Art. 25 Communication transfrontière des données
 
1. Aucune donnée à caractère personnelle ne peut être communiquée à un destinataire soumis à la juridiction d’un Etat ou d’une organisation qui n’assure pas un niveau de protection adéquat pour le transfert considéré.
 
 
2. Nonobstant l’absence de protection adéquate, des données personnelles peuvent être communiquées à l’étranger à l’une des conditions suivantes uniquement:
 
a) la personne concernée a donné son consentement préalable et exprès au transfert envisagé;
 
b) la communication est indispensable à la sauvegarde d’un intérêt public prépondérant;
 
c) la communication est indispensable à la constatation, à l’exercice ou à la défense d’un droit en  justice;
 
d) la communication est nécessaire pour protéger la vie ou l’intégrité corporelle de la personne concernée ou d’une tierce personne;
 
e) la communication est indispensable à la conclusion ou l’exécution d’un contrat et les données traitées concernent le cocontractant;
 
  f) des garanties suffisantes, notamment contractuelles, permettent d’assurer un niveau de protection adéquat à l’étranger.
 
 
3. Le préposé doit approuver les garanties visées à l’alinéa 2 lettre f.
 

 Communication transfrontalière des données

Cette disposition a été nouvellement introduite en vue de l’harmonisation avec les exigences du droit international, notamment avec le Prot. add. à la Convention STE no 108, dont l’art. 2 règle le flux transfrontières de données à caractère personnel vers un destinataire qui n’est pas soumis à la juridiction d’une Partie à la Convention.
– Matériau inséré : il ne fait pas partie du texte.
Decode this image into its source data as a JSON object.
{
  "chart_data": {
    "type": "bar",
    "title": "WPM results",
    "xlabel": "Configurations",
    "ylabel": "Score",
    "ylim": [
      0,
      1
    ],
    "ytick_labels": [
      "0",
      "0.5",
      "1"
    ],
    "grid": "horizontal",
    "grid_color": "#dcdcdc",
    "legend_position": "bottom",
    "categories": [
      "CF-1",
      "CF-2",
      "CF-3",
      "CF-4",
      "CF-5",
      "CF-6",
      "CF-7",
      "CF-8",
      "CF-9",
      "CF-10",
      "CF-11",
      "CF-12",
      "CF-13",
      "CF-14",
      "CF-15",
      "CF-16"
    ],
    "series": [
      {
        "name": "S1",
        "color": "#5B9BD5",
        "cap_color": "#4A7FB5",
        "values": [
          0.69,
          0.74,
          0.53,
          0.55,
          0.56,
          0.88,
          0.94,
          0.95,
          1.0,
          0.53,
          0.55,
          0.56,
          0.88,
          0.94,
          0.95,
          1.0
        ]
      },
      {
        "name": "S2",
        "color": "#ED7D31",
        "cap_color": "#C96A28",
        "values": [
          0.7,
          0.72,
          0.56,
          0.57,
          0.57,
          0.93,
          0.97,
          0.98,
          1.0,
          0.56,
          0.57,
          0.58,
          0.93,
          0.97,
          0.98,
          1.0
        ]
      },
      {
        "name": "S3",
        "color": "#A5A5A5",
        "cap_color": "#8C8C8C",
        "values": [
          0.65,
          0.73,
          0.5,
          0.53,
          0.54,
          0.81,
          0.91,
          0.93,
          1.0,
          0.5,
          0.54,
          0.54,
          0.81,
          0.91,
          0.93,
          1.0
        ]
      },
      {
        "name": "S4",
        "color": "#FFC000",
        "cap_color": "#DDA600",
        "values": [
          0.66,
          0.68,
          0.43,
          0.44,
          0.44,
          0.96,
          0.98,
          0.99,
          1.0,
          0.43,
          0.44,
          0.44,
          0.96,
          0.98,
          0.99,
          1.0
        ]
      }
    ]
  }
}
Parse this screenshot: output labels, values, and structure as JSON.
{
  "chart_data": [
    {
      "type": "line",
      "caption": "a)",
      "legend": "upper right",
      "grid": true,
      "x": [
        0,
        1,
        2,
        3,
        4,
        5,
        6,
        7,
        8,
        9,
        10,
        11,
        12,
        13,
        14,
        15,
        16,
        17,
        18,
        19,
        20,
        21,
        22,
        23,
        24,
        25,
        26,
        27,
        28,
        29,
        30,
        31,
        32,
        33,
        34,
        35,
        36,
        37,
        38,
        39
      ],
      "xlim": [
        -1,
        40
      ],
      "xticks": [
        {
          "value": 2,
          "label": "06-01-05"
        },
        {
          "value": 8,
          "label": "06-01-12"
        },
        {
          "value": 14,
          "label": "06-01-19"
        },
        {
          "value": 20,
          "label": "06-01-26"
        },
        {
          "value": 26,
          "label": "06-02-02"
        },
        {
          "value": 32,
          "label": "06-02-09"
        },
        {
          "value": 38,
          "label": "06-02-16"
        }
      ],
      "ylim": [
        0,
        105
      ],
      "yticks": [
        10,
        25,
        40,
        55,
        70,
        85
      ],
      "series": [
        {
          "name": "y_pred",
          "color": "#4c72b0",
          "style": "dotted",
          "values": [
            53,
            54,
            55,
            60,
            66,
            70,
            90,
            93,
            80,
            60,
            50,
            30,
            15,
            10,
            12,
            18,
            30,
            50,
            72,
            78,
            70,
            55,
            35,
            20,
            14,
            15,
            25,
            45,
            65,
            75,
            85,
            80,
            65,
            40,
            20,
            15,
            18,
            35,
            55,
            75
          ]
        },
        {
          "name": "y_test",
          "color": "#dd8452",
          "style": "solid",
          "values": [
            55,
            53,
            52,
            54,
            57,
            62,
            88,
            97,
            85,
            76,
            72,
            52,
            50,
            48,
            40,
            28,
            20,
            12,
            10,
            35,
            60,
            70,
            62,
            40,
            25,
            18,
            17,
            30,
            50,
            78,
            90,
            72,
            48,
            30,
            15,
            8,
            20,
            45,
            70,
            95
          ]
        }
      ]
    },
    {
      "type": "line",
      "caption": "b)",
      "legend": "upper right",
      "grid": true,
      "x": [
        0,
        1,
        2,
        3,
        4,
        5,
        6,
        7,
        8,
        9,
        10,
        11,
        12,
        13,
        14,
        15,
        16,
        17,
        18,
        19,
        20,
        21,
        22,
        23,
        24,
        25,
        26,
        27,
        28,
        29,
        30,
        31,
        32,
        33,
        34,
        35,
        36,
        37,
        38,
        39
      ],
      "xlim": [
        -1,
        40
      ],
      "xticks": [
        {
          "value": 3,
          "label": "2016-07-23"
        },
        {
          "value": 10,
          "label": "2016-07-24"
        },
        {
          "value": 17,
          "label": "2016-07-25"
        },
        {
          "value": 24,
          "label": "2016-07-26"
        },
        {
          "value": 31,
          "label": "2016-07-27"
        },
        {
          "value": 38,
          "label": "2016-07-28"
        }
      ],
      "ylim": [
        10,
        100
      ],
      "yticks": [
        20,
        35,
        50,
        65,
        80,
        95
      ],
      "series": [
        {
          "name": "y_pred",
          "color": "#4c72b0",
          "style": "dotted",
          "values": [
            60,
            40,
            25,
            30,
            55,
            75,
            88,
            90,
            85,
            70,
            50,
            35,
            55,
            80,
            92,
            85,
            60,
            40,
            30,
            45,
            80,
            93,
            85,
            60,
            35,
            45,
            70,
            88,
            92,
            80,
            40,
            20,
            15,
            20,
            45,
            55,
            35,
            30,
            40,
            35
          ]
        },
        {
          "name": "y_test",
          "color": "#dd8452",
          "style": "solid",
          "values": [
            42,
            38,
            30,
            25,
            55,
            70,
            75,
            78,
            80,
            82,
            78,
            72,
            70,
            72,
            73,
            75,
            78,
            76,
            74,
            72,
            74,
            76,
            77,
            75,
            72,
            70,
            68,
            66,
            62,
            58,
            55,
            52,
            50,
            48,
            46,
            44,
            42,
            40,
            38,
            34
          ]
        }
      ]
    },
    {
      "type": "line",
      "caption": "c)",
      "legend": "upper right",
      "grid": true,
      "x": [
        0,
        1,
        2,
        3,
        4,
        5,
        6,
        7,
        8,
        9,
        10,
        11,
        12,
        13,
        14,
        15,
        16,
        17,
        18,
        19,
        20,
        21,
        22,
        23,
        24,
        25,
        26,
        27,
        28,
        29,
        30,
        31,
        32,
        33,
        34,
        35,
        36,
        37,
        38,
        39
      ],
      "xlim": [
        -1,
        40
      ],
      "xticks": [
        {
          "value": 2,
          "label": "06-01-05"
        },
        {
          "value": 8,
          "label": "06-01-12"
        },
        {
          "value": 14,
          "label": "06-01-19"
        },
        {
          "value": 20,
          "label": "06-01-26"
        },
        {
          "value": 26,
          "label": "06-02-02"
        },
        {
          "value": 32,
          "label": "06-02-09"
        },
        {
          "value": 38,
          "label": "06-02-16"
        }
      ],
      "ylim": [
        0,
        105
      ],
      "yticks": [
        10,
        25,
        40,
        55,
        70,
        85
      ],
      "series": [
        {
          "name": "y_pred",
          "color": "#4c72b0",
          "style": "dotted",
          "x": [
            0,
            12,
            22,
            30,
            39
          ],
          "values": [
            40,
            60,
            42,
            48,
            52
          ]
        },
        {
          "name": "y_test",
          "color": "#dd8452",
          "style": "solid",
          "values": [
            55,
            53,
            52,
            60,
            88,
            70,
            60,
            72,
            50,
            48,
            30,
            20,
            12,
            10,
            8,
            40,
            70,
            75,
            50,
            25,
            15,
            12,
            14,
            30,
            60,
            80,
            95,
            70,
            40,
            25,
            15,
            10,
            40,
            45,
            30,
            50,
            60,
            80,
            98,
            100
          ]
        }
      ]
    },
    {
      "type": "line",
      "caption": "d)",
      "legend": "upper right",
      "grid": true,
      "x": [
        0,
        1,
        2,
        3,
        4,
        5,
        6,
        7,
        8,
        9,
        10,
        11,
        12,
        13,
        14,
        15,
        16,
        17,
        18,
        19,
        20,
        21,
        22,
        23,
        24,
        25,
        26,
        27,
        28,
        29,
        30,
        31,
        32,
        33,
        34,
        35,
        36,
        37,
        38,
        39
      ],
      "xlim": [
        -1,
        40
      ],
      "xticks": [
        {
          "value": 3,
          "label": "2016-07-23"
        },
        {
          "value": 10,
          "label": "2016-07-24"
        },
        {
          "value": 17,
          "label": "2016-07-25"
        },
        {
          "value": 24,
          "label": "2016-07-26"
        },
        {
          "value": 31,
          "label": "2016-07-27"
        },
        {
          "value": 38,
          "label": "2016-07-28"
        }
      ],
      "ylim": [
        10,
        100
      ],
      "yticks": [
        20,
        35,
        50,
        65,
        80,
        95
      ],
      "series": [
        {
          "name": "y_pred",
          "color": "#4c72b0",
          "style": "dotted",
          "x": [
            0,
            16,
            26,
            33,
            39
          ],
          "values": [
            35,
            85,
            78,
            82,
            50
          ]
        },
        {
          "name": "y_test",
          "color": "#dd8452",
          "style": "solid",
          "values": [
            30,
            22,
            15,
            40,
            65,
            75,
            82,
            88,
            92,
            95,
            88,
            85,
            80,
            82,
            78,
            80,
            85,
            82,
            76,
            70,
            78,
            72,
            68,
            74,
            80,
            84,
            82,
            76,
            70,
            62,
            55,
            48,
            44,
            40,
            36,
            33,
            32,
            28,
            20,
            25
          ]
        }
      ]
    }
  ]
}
On notera en particulier que l’alinéa 2 lettre f de cette disposition autorise la communication de données à l’étranger notamment lorsque des garanties suffisantes permettent d’assurer un niveau de protection adéquat à l’étranger. Cette disposition correspond largement à l’art. 2 ch. 2 let. b du Prot. add. à la Convention STE no 108. De plus, l’art. 24 al. 3 octroie au préposé la tâche d’approuver ces garanties. Le Prot. add. mentionné laisse aux autorités compétentes de chaque Etat le soin de juger si ces garanties sont suffisantes, selon le droit interne.